Volontà di Dio, quanto mi ami! Come potrò mai contraccambiarti? Ed il mio amabile Gesù facendomi la sua solita visitina tutto bontà mi ha detto: “Figlia benedetta, è la nostra Divinità che possiede in natura sua il voler sempre dare, come tu possiedi il respiro, che vuoi sempre respirare ancorché non il volessi, così noi possediamo l’atto continuo di sempre dare.
E se ingrata la creatura non prende ciò che noi diamo, [questo] resta intorno a noi per decantarci la perfezione, la bontà, la santità, la liberalità del nostro Ente Supremo, come trionfo del nostro amore e di quanto amiamo la creatura, aspettando con una pazienza che solo noi possiamo avere, altre creature che prendono quello che le altre ci hanno respinto.

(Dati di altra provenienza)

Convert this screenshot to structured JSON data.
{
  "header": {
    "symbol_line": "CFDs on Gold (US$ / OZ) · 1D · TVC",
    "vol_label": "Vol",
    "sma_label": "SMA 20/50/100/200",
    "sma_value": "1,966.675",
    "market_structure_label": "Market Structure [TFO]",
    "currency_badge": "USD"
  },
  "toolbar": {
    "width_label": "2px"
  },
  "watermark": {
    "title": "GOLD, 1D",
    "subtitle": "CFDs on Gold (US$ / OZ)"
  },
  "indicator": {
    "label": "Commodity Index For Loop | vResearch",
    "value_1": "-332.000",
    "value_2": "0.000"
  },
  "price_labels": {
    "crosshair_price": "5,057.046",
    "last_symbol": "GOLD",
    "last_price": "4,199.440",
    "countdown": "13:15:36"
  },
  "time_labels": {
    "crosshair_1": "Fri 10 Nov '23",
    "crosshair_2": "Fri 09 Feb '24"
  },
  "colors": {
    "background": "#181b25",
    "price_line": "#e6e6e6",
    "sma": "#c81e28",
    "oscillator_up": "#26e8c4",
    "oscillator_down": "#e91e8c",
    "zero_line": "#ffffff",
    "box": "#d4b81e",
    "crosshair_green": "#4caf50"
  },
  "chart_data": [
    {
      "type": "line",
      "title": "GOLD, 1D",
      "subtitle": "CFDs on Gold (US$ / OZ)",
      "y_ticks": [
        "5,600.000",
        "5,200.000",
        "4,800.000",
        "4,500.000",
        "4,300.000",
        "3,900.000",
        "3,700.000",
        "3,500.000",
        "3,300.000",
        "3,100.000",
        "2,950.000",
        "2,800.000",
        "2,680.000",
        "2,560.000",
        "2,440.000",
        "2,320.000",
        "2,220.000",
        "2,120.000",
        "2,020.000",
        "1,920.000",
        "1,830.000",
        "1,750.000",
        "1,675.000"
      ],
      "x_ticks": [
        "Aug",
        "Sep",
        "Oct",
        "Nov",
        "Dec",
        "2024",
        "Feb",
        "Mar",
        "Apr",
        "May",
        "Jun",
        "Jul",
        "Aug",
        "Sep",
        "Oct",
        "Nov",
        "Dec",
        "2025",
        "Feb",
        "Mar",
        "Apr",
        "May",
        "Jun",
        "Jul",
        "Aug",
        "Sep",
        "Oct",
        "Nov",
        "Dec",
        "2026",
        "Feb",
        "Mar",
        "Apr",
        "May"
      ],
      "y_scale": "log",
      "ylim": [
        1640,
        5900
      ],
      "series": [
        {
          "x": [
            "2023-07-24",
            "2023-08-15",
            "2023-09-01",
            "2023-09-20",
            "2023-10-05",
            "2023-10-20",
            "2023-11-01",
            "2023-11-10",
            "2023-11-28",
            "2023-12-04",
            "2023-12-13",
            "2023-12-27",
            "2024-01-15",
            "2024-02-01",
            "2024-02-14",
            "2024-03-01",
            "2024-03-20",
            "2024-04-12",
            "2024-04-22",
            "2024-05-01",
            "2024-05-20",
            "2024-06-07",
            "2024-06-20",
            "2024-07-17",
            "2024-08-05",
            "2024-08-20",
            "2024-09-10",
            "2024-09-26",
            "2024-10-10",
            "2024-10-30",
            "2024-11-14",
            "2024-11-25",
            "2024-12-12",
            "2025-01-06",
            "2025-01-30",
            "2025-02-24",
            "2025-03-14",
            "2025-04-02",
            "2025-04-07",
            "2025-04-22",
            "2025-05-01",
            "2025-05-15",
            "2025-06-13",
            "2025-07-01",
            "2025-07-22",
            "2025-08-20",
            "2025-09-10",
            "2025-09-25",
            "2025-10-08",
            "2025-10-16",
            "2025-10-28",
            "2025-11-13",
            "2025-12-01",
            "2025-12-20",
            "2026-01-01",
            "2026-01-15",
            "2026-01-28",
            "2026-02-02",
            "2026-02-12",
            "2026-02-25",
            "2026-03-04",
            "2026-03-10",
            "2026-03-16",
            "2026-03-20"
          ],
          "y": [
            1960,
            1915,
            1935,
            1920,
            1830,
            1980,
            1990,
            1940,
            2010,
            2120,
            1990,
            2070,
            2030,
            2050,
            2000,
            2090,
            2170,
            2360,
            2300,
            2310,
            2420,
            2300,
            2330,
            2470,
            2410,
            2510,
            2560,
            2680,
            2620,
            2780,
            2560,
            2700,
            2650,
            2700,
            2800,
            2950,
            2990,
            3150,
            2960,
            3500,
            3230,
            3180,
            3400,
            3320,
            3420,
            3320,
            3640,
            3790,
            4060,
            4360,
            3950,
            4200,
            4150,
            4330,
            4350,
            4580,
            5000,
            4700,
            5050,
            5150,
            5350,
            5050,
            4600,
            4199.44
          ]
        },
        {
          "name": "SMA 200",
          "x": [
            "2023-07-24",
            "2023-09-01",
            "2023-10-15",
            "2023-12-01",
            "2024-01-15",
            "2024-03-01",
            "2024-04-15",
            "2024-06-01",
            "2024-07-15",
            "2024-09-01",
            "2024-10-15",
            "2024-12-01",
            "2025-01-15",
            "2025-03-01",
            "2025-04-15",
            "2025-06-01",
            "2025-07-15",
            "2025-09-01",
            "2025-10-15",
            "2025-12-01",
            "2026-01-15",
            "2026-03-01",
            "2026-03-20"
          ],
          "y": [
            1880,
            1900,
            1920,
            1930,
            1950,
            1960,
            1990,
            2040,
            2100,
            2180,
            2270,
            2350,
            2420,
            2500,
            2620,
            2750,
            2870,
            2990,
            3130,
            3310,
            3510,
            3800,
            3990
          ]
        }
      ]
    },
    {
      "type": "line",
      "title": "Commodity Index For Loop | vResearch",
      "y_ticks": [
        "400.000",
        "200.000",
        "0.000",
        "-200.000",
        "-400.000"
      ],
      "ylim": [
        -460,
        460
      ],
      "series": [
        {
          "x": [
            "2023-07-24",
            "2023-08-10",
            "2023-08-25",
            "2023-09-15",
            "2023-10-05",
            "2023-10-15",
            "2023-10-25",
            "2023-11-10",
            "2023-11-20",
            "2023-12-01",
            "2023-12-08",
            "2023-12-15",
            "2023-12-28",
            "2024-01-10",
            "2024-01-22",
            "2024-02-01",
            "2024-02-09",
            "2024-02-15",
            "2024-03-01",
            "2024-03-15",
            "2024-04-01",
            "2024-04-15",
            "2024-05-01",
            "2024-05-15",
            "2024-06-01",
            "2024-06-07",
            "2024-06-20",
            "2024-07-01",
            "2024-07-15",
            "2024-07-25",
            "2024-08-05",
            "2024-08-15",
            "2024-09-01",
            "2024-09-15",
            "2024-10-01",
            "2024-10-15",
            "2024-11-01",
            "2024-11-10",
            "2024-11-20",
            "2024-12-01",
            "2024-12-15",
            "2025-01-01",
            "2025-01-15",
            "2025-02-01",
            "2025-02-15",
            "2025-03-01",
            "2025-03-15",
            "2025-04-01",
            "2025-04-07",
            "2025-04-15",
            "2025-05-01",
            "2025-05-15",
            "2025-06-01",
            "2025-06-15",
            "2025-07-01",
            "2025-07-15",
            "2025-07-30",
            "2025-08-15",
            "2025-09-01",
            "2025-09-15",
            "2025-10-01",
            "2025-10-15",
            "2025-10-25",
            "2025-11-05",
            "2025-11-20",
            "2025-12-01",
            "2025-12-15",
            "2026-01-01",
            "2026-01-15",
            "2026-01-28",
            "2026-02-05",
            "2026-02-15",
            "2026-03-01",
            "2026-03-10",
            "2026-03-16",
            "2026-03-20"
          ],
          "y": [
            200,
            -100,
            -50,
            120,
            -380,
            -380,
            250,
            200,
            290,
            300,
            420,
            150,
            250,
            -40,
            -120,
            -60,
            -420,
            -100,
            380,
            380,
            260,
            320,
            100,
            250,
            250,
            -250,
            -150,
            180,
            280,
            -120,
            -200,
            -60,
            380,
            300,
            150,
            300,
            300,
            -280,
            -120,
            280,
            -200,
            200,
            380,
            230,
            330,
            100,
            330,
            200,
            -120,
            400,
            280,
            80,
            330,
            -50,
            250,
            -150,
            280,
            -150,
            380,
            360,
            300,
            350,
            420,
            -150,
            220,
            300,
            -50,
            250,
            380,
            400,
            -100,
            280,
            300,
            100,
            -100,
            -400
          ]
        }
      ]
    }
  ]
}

Ed è tanto il nostro amore, che ci adattiamo a loro nel dare a poco a poco, perché [la creatura] essendo piccola non può prendere tutto insieme quello che le vogliamo dare, ma il nostro dare dev’essere continuo.
Ci sentiremmo come mancare, soffogare il respiro se non dessimo. Ora la nostra Divina Volontà vuol essere vita della creatura, l’atto più grande, l’amore più esuberante, che solo un Dio può e sa fare.
Ora per farsi possedere le fa dono della sua virtù pregante, ed essa si mette a capo per confermare il dono e fa pregare tutte le cose create; s’impone sul nostro amore, potenza, bontà, e fa pregare il nostro amore, la potenza e bontà nostra, e tutti i nostri attributi pregano, anche la giustizia, la misericordia, la fortezza nostra, si cambia in preghiera; nessuno può mancare.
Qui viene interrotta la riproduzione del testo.